Am Freitag kamen ernüchternde Daten. Der Markt reagiert darauf alles in allem gelassen, hat heute jedoch einen leichten Abwärts-Bias. Ob das nun mit den Daten in Zusammenhang steht, sei dahingestellt. Gejubelt wird jedenfalls nicht. Das passt zum Verhalten der Marktteilnehmer in den letzten Wochen. Seit dem Brexit-Votum werden gute Wirtschaftsdaten gekauft und schlechte tendenziell verkauft.

Dies geschieht, obwohl nun die Wahrscheinlichkeit für den nächsten Zinsschritt deutlich gefallen ist. Das CME FedWatch Tool, welches aus den Fed Funds Future Preisen die vom Markt implizierte Wahrscheinlichkeit für einen Zinsschritt berechnet, zeigt einen klaren Trend. Die Wahrscheinlichkeit für eine Zinsanhebung im September hat sich von Donnerstag auf Freitag halbiert (von 12 % auf 6 %). Die Wahrscheinlichkeit für einen Zinsschritt im Dezember sank von 45 auf 35 %.

Soweit das FedWatch Tool in die Zukunft reicht (Juli 2017) sehen nun knapp 50 % die Zinsen unverändert in der aktuellen Bandbreite von 0,25 %-0,5 %. Gestern konnte sich immerhin eine Mehrheit von knapp 70 % für die Möglichkeit höherer Zinsen im Sommer 2017 begeistern.

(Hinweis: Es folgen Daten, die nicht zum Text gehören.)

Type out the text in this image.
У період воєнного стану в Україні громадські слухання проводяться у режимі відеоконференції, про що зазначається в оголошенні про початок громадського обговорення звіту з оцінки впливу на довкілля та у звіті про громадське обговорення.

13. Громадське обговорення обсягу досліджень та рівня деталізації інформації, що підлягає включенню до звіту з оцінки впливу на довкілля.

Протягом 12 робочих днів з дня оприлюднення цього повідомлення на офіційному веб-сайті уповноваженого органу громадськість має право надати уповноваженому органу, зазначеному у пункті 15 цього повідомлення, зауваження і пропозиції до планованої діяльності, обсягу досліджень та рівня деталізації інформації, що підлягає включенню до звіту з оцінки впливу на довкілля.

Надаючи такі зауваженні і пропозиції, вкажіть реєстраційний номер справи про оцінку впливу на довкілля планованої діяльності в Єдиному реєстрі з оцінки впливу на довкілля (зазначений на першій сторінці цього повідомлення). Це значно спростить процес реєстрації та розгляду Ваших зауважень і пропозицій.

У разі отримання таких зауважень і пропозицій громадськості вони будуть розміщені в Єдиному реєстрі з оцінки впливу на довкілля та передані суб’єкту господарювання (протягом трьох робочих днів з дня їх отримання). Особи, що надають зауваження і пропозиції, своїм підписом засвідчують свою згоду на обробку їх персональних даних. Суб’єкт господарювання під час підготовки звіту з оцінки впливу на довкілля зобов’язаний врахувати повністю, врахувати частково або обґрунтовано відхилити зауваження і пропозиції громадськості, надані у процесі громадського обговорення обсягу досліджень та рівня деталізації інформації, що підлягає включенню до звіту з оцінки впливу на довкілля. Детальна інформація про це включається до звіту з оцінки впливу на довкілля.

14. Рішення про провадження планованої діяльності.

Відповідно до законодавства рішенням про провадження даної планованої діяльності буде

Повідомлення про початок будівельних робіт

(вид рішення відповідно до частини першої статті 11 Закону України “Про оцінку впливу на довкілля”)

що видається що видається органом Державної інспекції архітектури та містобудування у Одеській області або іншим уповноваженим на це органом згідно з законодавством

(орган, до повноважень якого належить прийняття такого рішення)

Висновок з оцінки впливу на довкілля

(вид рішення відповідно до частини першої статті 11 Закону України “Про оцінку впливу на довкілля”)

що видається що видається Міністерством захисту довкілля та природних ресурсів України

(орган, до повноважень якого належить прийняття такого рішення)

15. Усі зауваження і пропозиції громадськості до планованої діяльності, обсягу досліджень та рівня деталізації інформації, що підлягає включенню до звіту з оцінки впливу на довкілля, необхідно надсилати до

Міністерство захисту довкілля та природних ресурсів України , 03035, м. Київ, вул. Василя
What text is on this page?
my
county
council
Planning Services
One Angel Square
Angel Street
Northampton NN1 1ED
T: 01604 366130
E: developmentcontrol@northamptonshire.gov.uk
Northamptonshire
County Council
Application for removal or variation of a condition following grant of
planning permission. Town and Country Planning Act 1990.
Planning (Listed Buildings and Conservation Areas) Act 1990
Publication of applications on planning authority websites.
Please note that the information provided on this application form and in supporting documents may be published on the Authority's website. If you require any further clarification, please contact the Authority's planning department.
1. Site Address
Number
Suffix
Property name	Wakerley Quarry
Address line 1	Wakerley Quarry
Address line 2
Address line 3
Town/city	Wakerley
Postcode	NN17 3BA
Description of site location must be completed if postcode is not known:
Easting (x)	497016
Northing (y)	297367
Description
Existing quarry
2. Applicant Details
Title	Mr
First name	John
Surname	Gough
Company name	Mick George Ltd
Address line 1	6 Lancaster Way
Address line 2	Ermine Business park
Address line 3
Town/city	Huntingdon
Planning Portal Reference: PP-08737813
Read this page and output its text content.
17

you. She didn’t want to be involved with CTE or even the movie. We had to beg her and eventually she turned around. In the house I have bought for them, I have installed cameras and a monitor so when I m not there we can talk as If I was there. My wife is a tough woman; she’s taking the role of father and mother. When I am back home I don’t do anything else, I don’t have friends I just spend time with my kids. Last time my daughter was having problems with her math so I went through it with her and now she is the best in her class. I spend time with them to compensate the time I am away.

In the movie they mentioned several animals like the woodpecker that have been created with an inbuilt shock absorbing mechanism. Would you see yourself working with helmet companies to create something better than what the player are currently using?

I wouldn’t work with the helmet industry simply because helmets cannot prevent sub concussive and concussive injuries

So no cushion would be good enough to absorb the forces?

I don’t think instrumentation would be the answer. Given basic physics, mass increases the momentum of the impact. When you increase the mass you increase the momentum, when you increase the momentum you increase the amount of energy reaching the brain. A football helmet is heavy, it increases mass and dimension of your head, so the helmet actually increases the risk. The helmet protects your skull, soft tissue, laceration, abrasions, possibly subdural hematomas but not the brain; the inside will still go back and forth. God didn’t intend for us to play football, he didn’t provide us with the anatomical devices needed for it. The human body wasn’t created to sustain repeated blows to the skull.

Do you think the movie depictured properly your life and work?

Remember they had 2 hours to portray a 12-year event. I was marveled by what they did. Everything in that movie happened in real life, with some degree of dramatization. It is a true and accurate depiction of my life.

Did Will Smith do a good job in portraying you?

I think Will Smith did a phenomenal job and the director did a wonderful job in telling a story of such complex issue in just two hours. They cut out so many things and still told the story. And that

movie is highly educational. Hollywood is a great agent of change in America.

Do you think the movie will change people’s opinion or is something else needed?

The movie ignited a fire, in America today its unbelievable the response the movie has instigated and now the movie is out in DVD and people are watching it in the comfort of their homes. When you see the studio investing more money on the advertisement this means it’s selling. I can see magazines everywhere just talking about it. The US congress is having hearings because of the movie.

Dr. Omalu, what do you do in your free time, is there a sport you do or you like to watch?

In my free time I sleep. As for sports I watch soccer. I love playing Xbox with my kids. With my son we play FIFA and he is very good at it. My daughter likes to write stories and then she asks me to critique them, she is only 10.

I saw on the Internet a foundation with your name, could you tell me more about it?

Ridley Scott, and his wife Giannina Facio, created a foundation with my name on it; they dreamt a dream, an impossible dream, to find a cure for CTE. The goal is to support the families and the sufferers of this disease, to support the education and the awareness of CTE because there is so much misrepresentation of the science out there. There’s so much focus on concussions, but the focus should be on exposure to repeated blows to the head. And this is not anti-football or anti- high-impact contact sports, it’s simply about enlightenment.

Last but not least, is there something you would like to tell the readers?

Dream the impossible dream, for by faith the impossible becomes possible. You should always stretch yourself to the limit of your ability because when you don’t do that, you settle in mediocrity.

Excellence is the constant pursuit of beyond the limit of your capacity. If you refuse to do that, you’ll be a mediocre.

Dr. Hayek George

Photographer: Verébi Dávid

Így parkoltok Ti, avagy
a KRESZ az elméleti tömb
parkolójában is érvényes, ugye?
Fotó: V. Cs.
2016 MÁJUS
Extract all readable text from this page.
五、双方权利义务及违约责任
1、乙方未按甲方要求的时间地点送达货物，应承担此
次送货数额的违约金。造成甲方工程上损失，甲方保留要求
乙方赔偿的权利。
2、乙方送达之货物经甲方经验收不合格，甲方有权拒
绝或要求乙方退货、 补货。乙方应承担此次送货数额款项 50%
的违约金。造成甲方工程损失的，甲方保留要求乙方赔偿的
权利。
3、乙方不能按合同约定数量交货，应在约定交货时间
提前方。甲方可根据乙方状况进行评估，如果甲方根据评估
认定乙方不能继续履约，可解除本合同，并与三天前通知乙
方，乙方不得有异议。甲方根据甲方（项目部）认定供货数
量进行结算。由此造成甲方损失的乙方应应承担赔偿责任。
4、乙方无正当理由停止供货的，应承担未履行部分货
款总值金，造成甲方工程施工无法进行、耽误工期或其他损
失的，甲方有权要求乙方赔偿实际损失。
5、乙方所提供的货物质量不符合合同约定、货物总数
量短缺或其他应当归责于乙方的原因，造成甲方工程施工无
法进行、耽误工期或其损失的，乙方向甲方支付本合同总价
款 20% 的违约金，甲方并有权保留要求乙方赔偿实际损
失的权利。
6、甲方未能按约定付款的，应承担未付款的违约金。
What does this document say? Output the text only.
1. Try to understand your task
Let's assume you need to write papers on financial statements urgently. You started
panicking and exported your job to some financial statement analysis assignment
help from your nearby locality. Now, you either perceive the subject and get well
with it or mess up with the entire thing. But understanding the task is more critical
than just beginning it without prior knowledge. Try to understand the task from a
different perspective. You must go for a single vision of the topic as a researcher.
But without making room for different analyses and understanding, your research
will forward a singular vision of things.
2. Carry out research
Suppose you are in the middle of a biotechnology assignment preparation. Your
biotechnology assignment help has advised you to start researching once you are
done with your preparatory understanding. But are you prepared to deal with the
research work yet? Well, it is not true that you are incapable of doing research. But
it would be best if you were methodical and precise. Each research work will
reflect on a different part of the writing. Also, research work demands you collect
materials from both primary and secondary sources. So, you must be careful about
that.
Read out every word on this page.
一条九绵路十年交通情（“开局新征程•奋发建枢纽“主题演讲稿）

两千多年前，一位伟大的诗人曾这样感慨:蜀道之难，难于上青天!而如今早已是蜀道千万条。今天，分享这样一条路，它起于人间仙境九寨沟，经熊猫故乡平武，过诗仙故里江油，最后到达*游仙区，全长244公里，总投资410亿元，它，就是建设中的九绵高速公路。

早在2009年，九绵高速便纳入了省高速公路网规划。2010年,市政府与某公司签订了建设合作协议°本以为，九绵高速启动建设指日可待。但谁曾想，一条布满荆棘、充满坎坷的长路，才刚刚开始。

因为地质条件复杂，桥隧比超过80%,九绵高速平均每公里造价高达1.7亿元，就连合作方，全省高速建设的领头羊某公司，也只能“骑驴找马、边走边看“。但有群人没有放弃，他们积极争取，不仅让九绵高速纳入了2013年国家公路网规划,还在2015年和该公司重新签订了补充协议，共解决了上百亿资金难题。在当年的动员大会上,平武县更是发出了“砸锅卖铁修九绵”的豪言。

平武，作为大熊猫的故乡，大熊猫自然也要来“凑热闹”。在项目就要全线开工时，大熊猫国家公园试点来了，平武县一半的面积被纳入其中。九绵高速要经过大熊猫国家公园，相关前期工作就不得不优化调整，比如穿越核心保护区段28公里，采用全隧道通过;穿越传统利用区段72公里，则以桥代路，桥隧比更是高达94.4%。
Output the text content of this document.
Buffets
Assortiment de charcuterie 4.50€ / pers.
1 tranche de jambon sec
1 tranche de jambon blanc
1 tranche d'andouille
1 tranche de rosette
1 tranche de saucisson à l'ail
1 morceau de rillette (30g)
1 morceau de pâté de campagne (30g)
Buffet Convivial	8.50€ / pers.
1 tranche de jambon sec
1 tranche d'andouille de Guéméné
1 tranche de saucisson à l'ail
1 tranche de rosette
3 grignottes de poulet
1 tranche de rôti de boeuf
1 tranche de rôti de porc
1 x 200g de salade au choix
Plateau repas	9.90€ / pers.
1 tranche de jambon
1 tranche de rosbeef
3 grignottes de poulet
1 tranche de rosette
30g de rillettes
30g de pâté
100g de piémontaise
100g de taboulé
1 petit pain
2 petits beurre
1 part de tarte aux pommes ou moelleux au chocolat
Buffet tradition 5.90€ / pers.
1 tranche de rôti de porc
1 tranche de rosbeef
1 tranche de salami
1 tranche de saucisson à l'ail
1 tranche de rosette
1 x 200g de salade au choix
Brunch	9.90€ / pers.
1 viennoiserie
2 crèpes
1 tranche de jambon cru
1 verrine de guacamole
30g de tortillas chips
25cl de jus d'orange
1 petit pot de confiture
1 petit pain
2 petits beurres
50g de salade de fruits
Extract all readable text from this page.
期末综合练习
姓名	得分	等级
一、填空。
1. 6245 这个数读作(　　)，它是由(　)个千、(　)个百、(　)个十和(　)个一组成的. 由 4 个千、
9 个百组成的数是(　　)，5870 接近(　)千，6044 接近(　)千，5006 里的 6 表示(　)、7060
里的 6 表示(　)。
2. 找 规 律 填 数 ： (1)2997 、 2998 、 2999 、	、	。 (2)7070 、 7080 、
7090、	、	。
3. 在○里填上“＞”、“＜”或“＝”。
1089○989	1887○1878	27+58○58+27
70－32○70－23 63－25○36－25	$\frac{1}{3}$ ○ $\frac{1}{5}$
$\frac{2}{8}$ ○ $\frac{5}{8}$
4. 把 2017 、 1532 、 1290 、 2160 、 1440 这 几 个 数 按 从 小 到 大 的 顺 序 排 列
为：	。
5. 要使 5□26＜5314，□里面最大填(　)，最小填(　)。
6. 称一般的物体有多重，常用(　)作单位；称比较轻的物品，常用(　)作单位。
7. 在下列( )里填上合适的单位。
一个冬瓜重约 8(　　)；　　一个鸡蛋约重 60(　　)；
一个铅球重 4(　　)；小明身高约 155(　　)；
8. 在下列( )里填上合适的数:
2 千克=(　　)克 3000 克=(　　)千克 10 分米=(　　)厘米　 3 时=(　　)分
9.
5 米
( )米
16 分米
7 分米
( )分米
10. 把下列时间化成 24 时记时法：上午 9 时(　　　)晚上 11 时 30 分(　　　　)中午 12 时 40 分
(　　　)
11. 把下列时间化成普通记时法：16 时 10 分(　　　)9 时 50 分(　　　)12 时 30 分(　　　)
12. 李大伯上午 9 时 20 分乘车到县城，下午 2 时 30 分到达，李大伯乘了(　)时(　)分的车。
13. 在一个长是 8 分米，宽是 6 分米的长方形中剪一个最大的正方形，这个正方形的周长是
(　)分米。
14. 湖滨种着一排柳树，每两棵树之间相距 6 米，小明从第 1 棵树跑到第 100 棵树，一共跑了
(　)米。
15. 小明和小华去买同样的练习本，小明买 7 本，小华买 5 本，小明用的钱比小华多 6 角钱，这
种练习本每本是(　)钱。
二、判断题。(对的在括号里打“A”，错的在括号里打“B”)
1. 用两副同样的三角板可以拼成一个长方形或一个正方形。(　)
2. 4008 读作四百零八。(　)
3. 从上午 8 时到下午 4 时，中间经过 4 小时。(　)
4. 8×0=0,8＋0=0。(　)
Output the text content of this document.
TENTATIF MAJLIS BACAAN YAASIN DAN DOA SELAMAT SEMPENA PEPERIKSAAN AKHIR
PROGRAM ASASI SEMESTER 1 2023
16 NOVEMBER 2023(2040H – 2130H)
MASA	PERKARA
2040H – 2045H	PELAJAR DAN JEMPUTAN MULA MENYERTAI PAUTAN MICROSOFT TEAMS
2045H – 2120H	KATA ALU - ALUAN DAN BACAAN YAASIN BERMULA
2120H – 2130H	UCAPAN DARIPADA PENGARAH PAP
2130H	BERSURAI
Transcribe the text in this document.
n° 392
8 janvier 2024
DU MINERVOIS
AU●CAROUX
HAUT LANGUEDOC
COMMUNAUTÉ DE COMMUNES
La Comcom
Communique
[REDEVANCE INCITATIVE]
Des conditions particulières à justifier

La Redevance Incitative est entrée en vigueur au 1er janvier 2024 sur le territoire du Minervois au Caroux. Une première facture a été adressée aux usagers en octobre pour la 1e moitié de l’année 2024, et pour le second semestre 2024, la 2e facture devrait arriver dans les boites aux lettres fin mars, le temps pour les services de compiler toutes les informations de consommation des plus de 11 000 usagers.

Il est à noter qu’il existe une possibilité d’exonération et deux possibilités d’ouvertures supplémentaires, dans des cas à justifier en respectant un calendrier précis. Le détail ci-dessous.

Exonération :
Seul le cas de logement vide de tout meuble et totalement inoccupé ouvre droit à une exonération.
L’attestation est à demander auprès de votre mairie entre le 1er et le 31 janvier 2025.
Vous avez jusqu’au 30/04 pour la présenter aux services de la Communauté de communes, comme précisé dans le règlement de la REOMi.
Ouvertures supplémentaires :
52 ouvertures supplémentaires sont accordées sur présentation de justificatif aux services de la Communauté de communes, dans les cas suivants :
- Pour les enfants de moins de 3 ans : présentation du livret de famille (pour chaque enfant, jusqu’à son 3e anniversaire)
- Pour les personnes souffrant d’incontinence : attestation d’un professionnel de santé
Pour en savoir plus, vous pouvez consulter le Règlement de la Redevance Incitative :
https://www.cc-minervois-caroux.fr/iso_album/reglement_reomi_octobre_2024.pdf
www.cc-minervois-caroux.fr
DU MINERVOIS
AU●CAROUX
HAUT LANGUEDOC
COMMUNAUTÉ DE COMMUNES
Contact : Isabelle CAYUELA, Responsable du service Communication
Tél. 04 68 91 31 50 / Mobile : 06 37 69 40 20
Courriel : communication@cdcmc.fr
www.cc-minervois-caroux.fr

Es ist innerhalb von Stunden ganz schön etwas geschehen. Aber was waren das nun für Daten, die den Markt so in seiner Einschätzung bewegt haben? Es waren vor allem die Einzelhandelsumsätze für den Monat Juli. Diese gingen im Vergleich zum Vormonat minimal zurück. Auf Jahressicht beträgt die Wachstumsrate nach wie vor 2,26 %. Das ist jedoch eine merkliche Abkühlung gegenüber den Vormonaten.

Lesen Sie dazu auch: Wie hoch ist die Wahrscheinlichkeit für eine Rezession?

Die stagnierenden Konsumausgaben kamen unerwartet. Die Überraschung lässt sich unter anderem damit erklären, dass Konsumenten eigentlich in bester Kauflaune sind. Grafik 1 zeigt den Vergleich von Verbraucherstimmung und Wachstum der Einzelhandelsumsätze. Grundsätzlich gilt: je besser Konsumenten gelaunt sind, desto mehr geben sie auch aus. Das galt viele Jahrzehnte. Seit 2011 divergieren die Stimmung und das Ausgabenwachstum allerdings erheblich. Die Stimmung steigt, doch das Wachstum der Konsumausgaben sank tendenziell. Solche Divergenzen konnten sich in der Vergangenheit meist zugunsten des Konsumwachstums auflösen, doch die aktuelle Divergenz hält sich bereits so lange, dass es keinen Präzedenzfall dafür gibt.

Wenn man das Wachstum besser prognostizieren will, dann sollte man nicht unbedingt darauf blicken, wie Konsumenten in diesem Moment gelaunt sind, sondern vielmehr darauf, was sie erwarten. Die Erwartung ist seit anderthalb Jahren rückläufig (Grafik 2).

Die Erwartungskomponente konnte sich zuletzt stabilisieren. Daher würde ich persönlich nicht davon ausgehen, dass die Konsumausgaben auf Sicht von Monaten wirklich rückläufig sein werden. Allerdings: Amerikaner blicken zunehmend besorgt auf die Präsidentschaftswahlen. Es treibt sie stark um und verunsichert sie. Das kann das Konsumwachstum bis in den Herbst hinein bremsen.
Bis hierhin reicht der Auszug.